Fils d’un prêtre orthodoxe, Varlam Chalamov est né en 1907. En 1929, il est arrêté une première fois pour avoir participé à la diffusion du Testament de Lénine (dans lequel celui-ci faisait part de ses réticences à l’égard de Staline). Libéré en 1931, il rentre à Moscou et se consacre à la littérature. En 1937, il est arrêté de nouveau et condamné à cinq ans de camp pour « activité contre-révolutionnaire trotskiste ». Il est envoyé à la Kolyma, presqu’île à l’est de la Sibérie, zone immense et peu peuplée – le froid, qui est, avec la faim, l’un des acteurs principaux des récits, descend fréquemment au-dessous de 50°C : « Planète enchantée : douze mois d’hiver, et le reste, c’est l’été », grince Chalamov. Dans des conditions inhumaines, il travaille dans différentes mines, d’or en particulier, car le régime a vite compris le profit qu’il pouvait tirer du peuplement de cette région riche par une main-d’œuvre innombrable (tous les ennemis du peuple…), gratuite, à éliminer après usage. En 1943, il est de nouveau condamné pour propagande antisoviétique. À partir de 1947, il exerce comme aide-médecin dans des établissements pour prisonniers. En novembre 1953 – Staline vient de mourir – il rentre à Moscou. Vie difficile, santé fragile, divorce. Amitiés avec Pasternak, Soljenitsyne ou Nadejda Mandelstam durent peu. Car l’homme qui juge que l’auteur de L’Archipel du Goulag est un « porte-parole du classicisme » et qu’il « ne connaît rien ni ne comprend ce qu’est le camp », est sombre, taciturne. Il écrit beaucoup, des poèmes, une autobiographie, des essais, un « antiroman » ; et, de 1954 à 1972, les Récits de la Kolyma. Des parties du livre sont diffusées clandestinement et hors du contrôle de l’écrivain. Une première édition paraît, en russe, à Londres en 1978. Sourd et aveugle, Chalamov meurt dans un hôpital psychiatrique de Moscou le 17 janvier 1982.

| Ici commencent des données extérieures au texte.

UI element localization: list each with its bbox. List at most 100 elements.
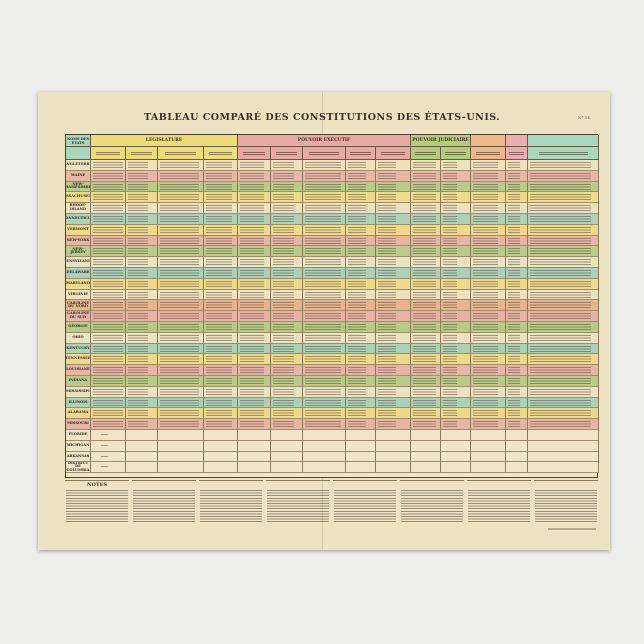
- table-row: ARKANSAS: [66, 451, 599, 463]
- table-cell: [91, 213, 126, 225]
- cell-text: [273, 259, 295, 266]
- cell-text: [128, 183, 148, 190]
- cell-text: [128, 388, 148, 395]
- states-header-cont: [66, 147, 91, 160]
- cell-text: [206, 194, 233, 201]
- cell-text: [128, 410, 148, 417]
- table-cell: [204, 246, 238, 258]
- table-cell: [346, 451, 376, 463]
- table-cell: [376, 257, 411, 268]
- cell-text: [443, 269, 457, 276]
- state-name: RHODE-ISLAND: [66, 203, 91, 214]
- table-cell: [91, 332, 126, 344]
- cell-text: [273, 194, 295, 201]
- table-cell: [376, 181, 411, 193]
- cell-text: [378, 421, 397, 428]
- table-row: DISTRICT DE COLUMBIA: [66, 462, 599, 474]
- cell-text: [508, 291, 520, 298]
- table-cell: [528, 181, 599, 193]
- state-name: CAROLINE DU NORD: [66, 300, 91, 312]
- cell-text: [530, 421, 591, 428]
- cell-text: [348, 162, 367, 168]
- cell-text: [240, 194, 264, 201]
- cell-text: [273, 280, 295, 287]
- note-column: [467, 480, 531, 524]
- table-cell: [303, 321, 346, 333]
- table-cell: [204, 267, 238, 279]
- cell-text: [305, 302, 341, 309]
- cell-text: [473, 421, 499, 428]
- cell-text: [348, 226, 367, 233]
- table-cell: [271, 213, 303, 225]
- cell-text: [273, 334, 295, 341]
- table-cell: [346, 192, 376, 204]
- state-name: CONNECTICUT: [66, 213, 91, 225]
- table-cell: [238, 440, 271, 452]
- cell-text: [443, 280, 457, 287]
- cell-text: [128, 356, 148, 363]
- cell-text: [305, 399, 341, 406]
- cell-text: [240, 313, 264, 320]
- table-cell: [528, 203, 599, 214]
- table-cell: [158, 451, 204, 463]
- table-cell: [91, 300, 126, 312]
- cell-text: [305, 226, 341, 233]
- table-cell: [303, 440, 346, 452]
- cell-text: [473, 356, 499, 363]
- cell-text: [93, 367, 124, 374]
- page-title: TABLEAU COMPARÉ DES CONSTITUTIONS DES ÉT…: [143, 112, 501, 123]
- table-cell: [441, 278, 471, 290]
- cell-text: [530, 183, 591, 190]
- table-cell: [126, 224, 158, 236]
- table-cell: [506, 429, 528, 441]
- table-cell: [376, 451, 411, 463]
- cell-text: [160, 388, 199, 395]
- table-cell: [303, 451, 346, 463]
- table-cell: [471, 440, 506, 452]
- cell-text: [413, 259, 436, 266]
- table-cell: [303, 354, 346, 366]
- table-cell: [376, 300, 411, 312]
- table-cell: [346, 365, 376, 376]
- table-row: CAROLINE DU SUD: [66, 311, 599, 322]
- table-cell: [376, 321, 411, 333]
- table-cell: [158, 170, 204, 182]
- cell-text: [240, 302, 264, 309]
- cell-text: [530, 194, 591, 201]
- table-cell: [528, 160, 599, 171]
- cell-text: [473, 183, 499, 190]
- cell-text: [508, 237, 520, 244]
- table-cell: [271, 429, 303, 441]
- table-cell: [471, 375, 506, 387]
- cell-text: [443, 388, 457, 395]
- table-cell: [528, 289, 599, 301]
- cell-text: [378, 302, 397, 309]
- cell-text: [240, 291, 264, 298]
- table-cell: [471, 386, 506, 398]
- cell-text: [413, 237, 436, 244]
- table-cell: [238, 462, 271, 474]
- table-cell: [528, 267, 599, 279]
- cell-text: [93, 205, 124, 212]
- cell-text: [206, 421, 233, 428]
- cell-text: [413, 345, 436, 352]
- cell-text: [413, 205, 436, 212]
- table-cell: [126, 419, 158, 430]
- state-name: MISSISSIPI: [66, 386, 91, 398]
- cell-text: [240, 377, 264, 384]
- state-name: NEW-HAMPSHIRE: [66, 181, 91, 193]
- table-cell: [303, 181, 346, 193]
- cell-text: [93, 421, 124, 428]
- table-body: ANGLETERREMAINENEW-HAMPSHIREMASSACHUSETT…: [66, 160, 599, 474]
- cell-text: [93, 356, 124, 363]
- table-cell: [471, 462, 506, 474]
- cell-text: [93, 248, 124, 255]
- table-cell: [91, 365, 126, 376]
- table-cell: [528, 224, 599, 236]
- cell-text: [378, 313, 397, 320]
- cell-text: [93, 183, 124, 190]
- table-cell: [528, 429, 599, 441]
- table-cell: [91, 192, 126, 204]
- cell-text: [101, 433, 108, 436]
- cell-text: [530, 215, 591, 222]
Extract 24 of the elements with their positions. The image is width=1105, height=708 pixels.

Maurice Nadeau publie un premier choix en français, dès 1969, chez Denoël. Une dizaine d’années plus tard, Catherine Fournier donne une traduction du livre en quatre volumes, aux éditions Maspero puis à La Découverte. Enfin, en coédition avec Fayard, ce même éditeur rassemble les récits en un seul volume (1986). L’édition qui sort aujourd’hui, et que l’on peut considérer comme définitive, comporte une section inédite, la dernière (Le Gant ou KR 2), dont les chapitres ont été écrits au début des années 1970. La composition du volume correspond à la volonté de l’écrivain.
« Ce que j’ai connu, un homme ne devrait pas le connaître, ni même savoir que cela existe », a écrit Chalamov. Et aussi, en 1971 : « Les Récits de la Kolyma, ce n’est pas une invention, ni une sélection de choses fortuites : la sélection a été effectuée par le cerveau auparavant, semble-t-il, de façon automatique. Le cerveau laisse remonter à la surface, ne peut laisser remonter que des phrases préparées par une expérience personnelle à un moment antérieur. Il ne s’agit plus ni de polir, ni de corriger, ni de parfaire : tout s’écrit au propre immédiatement. Les brouillons, s’ils existent, sont enfouis profondément dans le cerveau… » L’ensemble du livre met en œuvre cette rigoureuse « méthode ». Elle est la seule crédible pour rapporter ce que nul « ne devrait connaître ». Chacun des récits est comme un instantané de la vie à la Kolyma. La perspective temporelle ou spatiale ne s’élargit jamais. Il n’y a pas d’horizon. Nous sommes au cœur de la vie immédiate. Mais évoquer la vie, ici, ressemble à une plaisanterie. Il faut plutôt parler de mort, avec, comme variable, le temps nécessaire pour mourir. Il ne s’agit pas d’un enfer progressif, mais donné en une fois, en totalité, riche de ses multiples cavités, secteurs, hypothèses. Le dernier cercle est le seul possible, le seul autorisé. Mais, à partir des données concrètes de ses récits, Chalamov rejoint sans artifice les plus graves questions métaphysiques. Celle du suicide notamment ; celles aussi de notre rapport à l’autre, aux objets, au désir et au besoin…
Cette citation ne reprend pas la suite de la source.